L a discussione che si è aperta sull'«agenzia per il Sud» o sulle cosiddette «gabbie salariali» ha sollevato il velo su un punto cruciale. Non c'è dubbio che si sta creando un'anomalia: la dialettica che si sviluppa di solito tra maggioranza e opposizione si svolge invece quasi tutta all'interno della coalizione di governo. Il partito del Sud, che esiste solo come gruppo di pressione, e il partito del Nord - ossia la Lega, ma anche settori del Pdl - litigano, si scontrano, fanno la pace. Ma tutto avviene dentro il perimetro della maggioranza.
Pierluigi Bersani, il candidato favorito alla segreteria del Pd, non ha torto quando afferma che «sul Mezzogiorno stanno emergendo le prime, serie crepe nel centrodestra». È così, ma la circostanza non dovrebbe rallegrare un esponente del centrosinistra, visto che al momento il Partito Democratico è del tutto escluso dal dibattito. Ciò dipende, come sappiamo, dal travaglio pre-congressuale. Il principale partito d'opposizione è tutto ripiegato sulle sue beghe interne e non riesce a inserirsi con tempismo ed efficacia nella polemica politica.
In ogni caso, qualunque sia il motivo, il centrodestra basta a se stesso. Recita le due parti nella commedia: il governo e l'opposizione. Bossi è un maestro del doppio binario e lo dimostra quasi ogni giorno. Appoggia Berlusconi, ma ci tiene a marcare a ogni piè sospinto la sua peculiare identità. Lo fa pensando alle elezioni regionali del prossimo anno e al prevedibile braccio di ferro sulle candidature nel Nord. Ma senza dubbio il capo della Lega si rende conto che la promessa del federalismo non è sufficiente da sola per mobilitare le passioni popolari. I militanti di Pontida hanno bisogno d'altro. Evocare le ronde e alludere alla cacciata dei clandestini è più efficace che prospettare i futuri, incerti vantaggi del federalismo fiscale.

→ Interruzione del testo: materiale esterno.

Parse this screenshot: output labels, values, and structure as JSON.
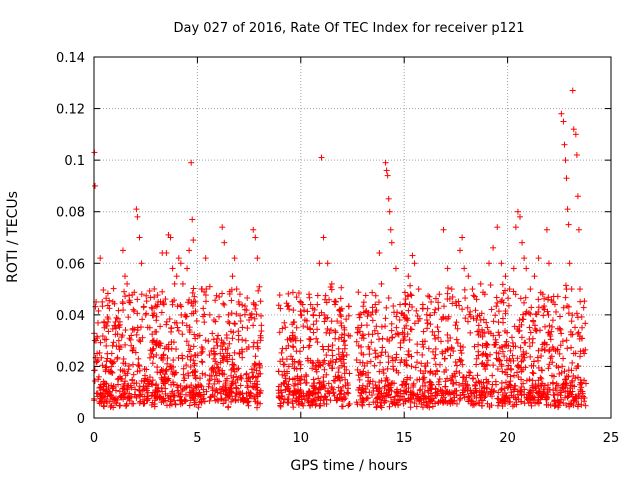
{
  "chart_data": {
    "type": "scatter",
    "title": "Day 027 of 2016, Rate Of TEC Index for receiver p121",
    "xlabel": "GPS time / hours",
    "ylabel": "ROTI / TECUs",
    "xlim": [
      0,
      25
    ],
    "ylim": [
      0,
      0.14
    ],
    "grid": true,
    "marker": "+",
    "color": "#ff0000",
    "xticks": [
      {
        "value": 0,
        "label": "0"
      },
      {
        "value": 5,
        "label": "5"
      },
      {
        "value": 10,
        "label": "10"
      },
      {
        "value": 15,
        "label": "15"
      },
      {
        "value": 20,
        "label": "20"
      },
      {
        "value": 25,
        "label": "25"
      }
    ],
    "yticks": [
      {
        "value": 0,
        "label": "0"
      },
      {
        "value": 0.02,
        "label": "0.02"
      },
      {
        "value": 0.04,
        "label": "0.04"
      },
      {
        "value": 0.06,
        "label": "0.06"
      },
      {
        "value": 0.08,
        "label": "0.08"
      },
      {
        "value": 0.1,
        "label": "0.1"
      },
      {
        "value": 0.12,
        "label": "0.12"
      },
      {
        "value": 0.14,
        "label": "0.14"
      }
    ],
    "data_gaps_hours": [
      [
        8.1,
        8.9
      ],
      [
        12.4,
        12.7
      ],
      [
        23.8,
        25
      ]
    ],
    "points": [
      [
        0.02,
        0.103
      ],
      [
        0.05,
        0.09
      ],
      [
        0.1,
        0.045
      ],
      [
        0.15,
        0.025
      ],
      [
        0.2,
        0.015
      ],
      [
        0.3,
        0.062
      ],
      [
        0.4,
        0.045
      ],
      [
        0.5,
        0.035
      ],
      [
        0.6,
        0.022
      ],
      [
        0.7,
        0.012
      ],
      [
        0.8,
        0.018
      ],
      [
        0.9,
        0.028
      ],
      [
        1.2,
        0.03
      ],
      [
        1.4,
        0.065
      ],
      [
        1.5,
        0.055
      ],
      [
        1.6,
        0.052
      ],
      [
        1.7,
        0.045
      ],
      [
        1.8,
        0.032
      ],
      [
        1.9,
        0.042
      ],
      [
        2.05,
        0.081
      ],
      [
        2.1,
        0.078
      ],
      [
        2.2,
        0.07
      ],
      [
        2.3,
        0.06
      ],
      [
        2.5,
        0.04
      ],
      [
        2.7,
        0.035
      ],
      [
        2.9,
        0.03
      ],
      [
        3.1,
        0.045
      ],
      [
        3.3,
        0.064
      ],
      [
        3.5,
        0.064
      ],
      [
        3.6,
        0.071
      ],
      [
        3.7,
        0.07
      ],
      [
        3.8,
        0.058
      ],
      [
        3.9,
        0.052
      ],
      [
        4.0,
        0.055
      ],
      [
        4.1,
        0.062
      ],
      [
        4.2,
        0.06
      ],
      [
        4.3,
        0.052
      ],
      [
        4.4,
        0.04
      ],
      [
        4.5,
        0.058
      ],
      [
        4.6,
        0.065
      ],
      [
        4.7,
        0.099
      ],
      [
        4.75,
        0.077
      ],
      [
        4.8,
        0.069
      ],
      [
        4.9,
        0.045
      ],
      [
        5.2,
        0.05
      ],
      [
        5.4,
        0.062
      ],
      [
        5.6,
        0.04
      ],
      [
        5.8,
        0.038
      ],
      [
        6.0,
        0.032
      ],
      [
        6.2,
        0.074
      ],
      [
        6.3,
        0.068
      ],
      [
        6.5,
        0.04
      ],
      [
        6.7,
        0.055
      ],
      [
        6.8,
        0.062
      ],
      [
        6.9,
        0.05
      ],
      [
        7.0,
        0.045
      ],
      [
        7.3,
        0.042
      ],
      [
        7.5,
        0.038
      ],
      [
        7.7,
        0.073
      ],
      [
        7.8,
        0.07
      ],
      [
        7.9,
        0.062
      ],
      [
        9.0,
        0.022
      ],
      [
        9.2,
        0.018
      ],
      [
        9.4,
        0.028
      ],
      [
        9.6,
        0.032
      ],
      [
        9.8,
        0.035
      ],
      [
        10.0,
        0.04
      ],
      [
        10.2,
        0.038
      ],
      [
        10.4,
        0.048
      ],
      [
        10.6,
        0.04
      ],
      [
        10.8,
        0.044
      ],
      [
        10.9,
        0.06
      ],
      [
        11.0,
        0.101
      ],
      [
        11.1,
        0.07
      ],
      [
        11.3,
        0.06
      ],
      [
        11.5,
        0.052
      ],
      [
        11.7,
        0.045
      ],
      [
        11.9,
        0.04
      ],
      [
        12.1,
        0.035
      ],
      [
        12.3,
        0.032
      ],
      [
        12.8,
        0.028
      ],
      [
        13.0,
        0.032
      ],
      [
        13.2,
        0.036
      ],
      [
        13.4,
        0.04
      ],
      [
        13.6,
        0.044
      ],
      [
        13.8,
        0.064
      ],
      [
        13.9,
        0.052
      ],
      [
        14.1,
        0.099
      ],
      [
        14.15,
        0.096
      ],
      [
        14.2,
        0.094
      ],
      [
        14.25,
        0.085
      ],
      [
        14.3,
        0.08
      ],
      [
        14.35,
        0.073
      ],
      [
        14.4,
        0.068
      ],
      [
        14.6,
        0.058
      ],
      [
        14.8,
        0.044
      ],
      [
        15.0,
        0.04
      ],
      [
        15.2,
        0.055
      ],
      [
        15.4,
        0.063
      ],
      [
        15.5,
        0.06
      ],
      [
        15.7,
        0.05
      ],
      [
        15.9,
        0.044
      ],
      [
        16.1,
        0.038
      ],
      [
        16.3,
        0.045
      ],
      [
        16.5,
        0.042
      ],
      [
        16.7,
        0.048
      ],
      [
        16.9,
        0.073
      ],
      [
        17.1,
        0.058
      ],
      [
        17.3,
        0.05
      ],
      [
        17.5,
        0.045
      ],
      [
        17.7,
        0.065
      ],
      [
        17.8,
        0.07
      ],
      [
        17.9,
        0.058
      ],
      [
        18.1,
        0.055
      ],
      [
        18.3,
        0.05
      ],
      [
        18.5,
        0.046
      ],
      [
        18.7,
        0.052
      ],
      [
        18.9,
        0.048
      ],
      [
        19.1,
        0.06
      ],
      [
        19.3,
        0.066
      ],
      [
        19.5,
        0.074
      ],
      [
        19.7,
        0.06
      ],
      [
        19.9,
        0.055
      ],
      [
        20.1,
        0.05
      ],
      [
        20.3,
        0.058
      ],
      [
        20.4,
        0.074
      ],
      [
        20.5,
        0.08
      ],
      [
        20.6,
        0.078
      ],
      [
        20.7,
        0.068
      ],
      [
        20.8,
        0.062
      ],
      [
        20.9,
        0.058
      ],
      [
        21.1,
        0.05
      ],
      [
        21.3,
        0.055
      ],
      [
        21.5,
        0.062
      ],
      [
        21.7,
        0.048
      ],
      [
        21.9,
        0.073
      ],
      [
        22.0,
        0.06
      ],
      [
        22.2,
        0.045
      ],
      [
        22.6,
        0.118
      ],
      [
        22.7,
        0.115
      ],
      [
        22.75,
        0.106
      ],
      [
        22.8,
        0.1
      ],
      [
        22.85,
        0.093
      ],
      [
        22.9,
        0.081
      ],
      [
        22.95,
        0.075
      ],
      [
        23.0,
        0.06
      ],
      [
        23.1,
        0.05
      ],
      [
        23.15,
        0.127
      ],
      [
        23.2,
        0.112
      ],
      [
        23.3,
        0.11
      ],
      [
        23.35,
        0.102
      ],
      [
        23.4,
        0.086
      ],
      [
        23.45,
        0.073
      ],
      [
        23.5,
        0.05
      ],
      [
        23.6,
        0.035
      ],
      [
        23.7,
        0.025
      ]
    ]
  }
}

Sta di fatto che in termini elettorali Bossi è riuscito a tagliare l'erba sotto i piedi del centrosinistra. A nord del Po anche il vessillo delle «gabbie salariali» serve a guadagnare consensi in un mondo che fino a ieri votava gli avversari dell'attuale maggioranza.
Quanto ai sudisti, Lombardo e Micciché hanno imparato i metodi leghisti, senza avere la forza territoriale e le radici popolari tipiche del Carroccio. Ma anche loro, a tratti, fanno opposizione al governo, pronti a firmare un armistizio non appena se ne presenta la convenienza.
Di conseguenza, l'agenzia per il Sud e le gabbie salariali sono due temi politici, ma soprattutto due simboli mediatici del conflitto Nord-Sud che si consuma all'interno della coalizione. Si consuma e si ricompone di continuo, creando di volta in volta quella dialettica maggioranza/opposizione che la sinistra non è in grado di proporre in Parlamento.
Ecco perché Bersani non ha motivo di gioire per le «prime crepe» che egli vede nel governo. È vero che Scajola dice cose molto diverse da Bossi sulle gabbie salariali; che Pisanu sulle ronde e sugli immigrati non la pensa certo come Maroni; che Brunetta ha posizioni non sempre coincidenti con quelle di Tremonti. Ma tutto questo non si risolve in una frattura della compagine governativa. Non esiste per ora una «sponda» su cui il centrosinistra può appoggiarsi per rientrare in gioco. Certo, il contrasto fra Nord e Sud può essere alla lunga distruttivo, ma solo se Berlusconi non riuscirà a gestirlo con un'adeguata capacità di sintesi.